Prenons l'exemple de Monsieur M., qui a donné la nue-propriété de sa résidence principale à ses deux enfants il y a quelques années. Aujourd'hui, il envisage de vendre la maison, avec l'accord de ses enfants (évidemment !). La question se pose : comment répartir le prix de vente entre lui et ses enfants ? Peut-on laisser la totalité du prix au père, ou l'attribuer aux enfants, en tout ou partie ? Ce dilemme est fréquent dans les opérations de démembrement de propriété et il nécessite une réflexion approfondie.

La convention relative au sort du prix de vente d'un bien immobilier démembré : un outil clé pour définir le projet

Avant d'entamer toute procédure de vente, il est essentiel que les parties définissent clairement leurs intentions dans un acte formel. Cette convention devra préciser plusieurs éléments cruciaux afin d'éviter toute ambiguïté et d'assurer la sécurité juridique de la transaction : la désignation du bien immobilier concerné ; l'âge de l'usufruitier (ou des usufruitiers) ; la rentabilité estimée du bien (qu'il soit loué ou non) ; le projet de vente, c'est-à-dire à quel prix et pour quelles raisons, pour l'usufruitier comme pour le nu-propriétaire.

Lorsqu'un bien immobilier est détenu, en usufruit par un parent et en nue-propriété par des enfants, la règle générale veut que les parties se partagent le produit de la vente, proportionnellement à la valeur respective de l'usufruit et de la nue-propriété. Toutefois, il est possible d'y déroger si les parties décident, d'un commun accord, de reporter l'usufruit sur le prix de vente, ce qui permet à l'usufruitier de conserver l'intégralité du prix de vente. Ainsi, il est fortement conseillé aux parties de régulariser une convention qui aura pour objet de définir le sort du produit de la future vente et de matérialiser le choix sur lequel l'usufruitier et le nu-propriétaire se sont accordés.
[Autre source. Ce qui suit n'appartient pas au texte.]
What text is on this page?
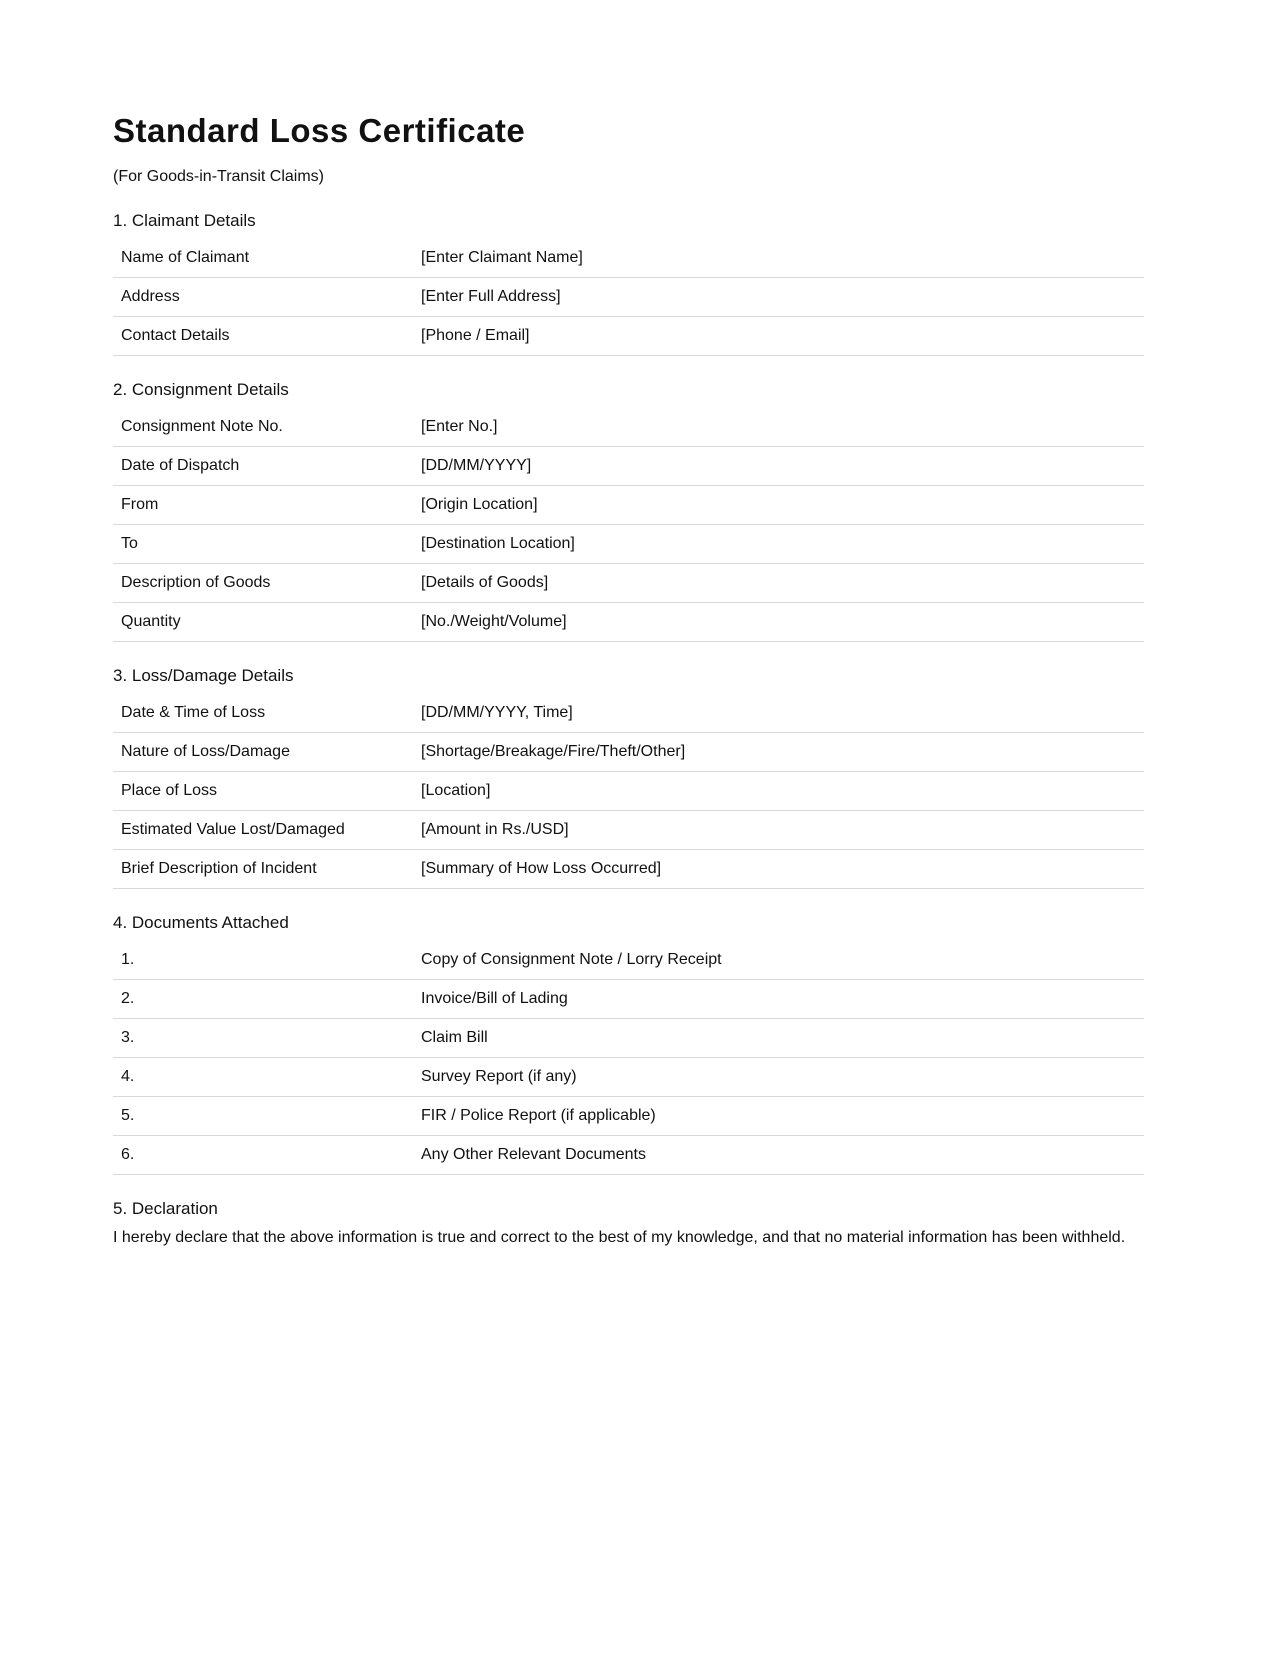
Standard Loss Certificate

(For Goods-in-Transit Claims)

1. Claimant Details
Name of Claimant	[Enter Claimant Name]
Address	[Enter Full Address]
Contact Details	[Phone / Email]
2. Consignment Details
Consignment Note No.	[Enter No.]
Date of Dispatch	[DD/MM/YYYY]
From	[Origin Location]
To	[Destination Location]
Description of Goods	[Details of Goods]
Quantity	[No./Weight/Volume]
3. Loss/Damage Details
Date & Time of Loss	[DD/MM/YYYY, Time]
Nature of Loss/Damage	[Shortage/Breakage/Fire/Theft/Other]
Place of Loss	[Location]
Estimated Value Lost/Damaged	[Amount in Rs./USD]
Brief Description of Incident	[Summary of How Loss Occurred]
4. Documents Attached
1.	Copy of Consignment Note / Lorry Receipt
2.	Invoice/Bill of Lading
3.	Claim Bill
4.	Survey Report (if any)
5.	FIR / Police Report (if applicable)
6.	Any Other Relevant Documents
5. Declaration

I hereby declare that the above information is true and correct to the best of my knowledge, and that no material information has been withheld.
Cet acte, établi par le notaire, sera l'occasion de rappeler aux parties que dans le cadre de la future vente, trois options s'offrent à elles. Elles peuvent soit se répartir le prix de vente selon leurs droits respectifs sur le bien vendu ; soit reporter le démembrement sur le prix de vente et le réinvestir ; soit maintenir le prix de vente entre les mains de l'usufruitier au titre d'une convention de quasi-usufruit. Afin de choisir la meilleure option, le notaire leur exposera, précisément, les trois options qui s'offrent à elles.

Premièrement, s'agissant de la répartition du prix de vente, elle peut s'établir conformément au barème de l'article 669 du Code général des impôts (voir tableau ci-contre). Ce barème n'est pas impératif. Il est aussi possible, dans le cadre d'une vente, d'appliquer l'usufruit dit « économique ». L'évaluation économique de l'usufruit prend en compte l'âge, l'espérance de vie, le sexe de l'usufruitier, ainsi que la nature et la rentabilité du bien. Ce mode d'évaluation reflète davantage la véritable valeur des droits démembrés.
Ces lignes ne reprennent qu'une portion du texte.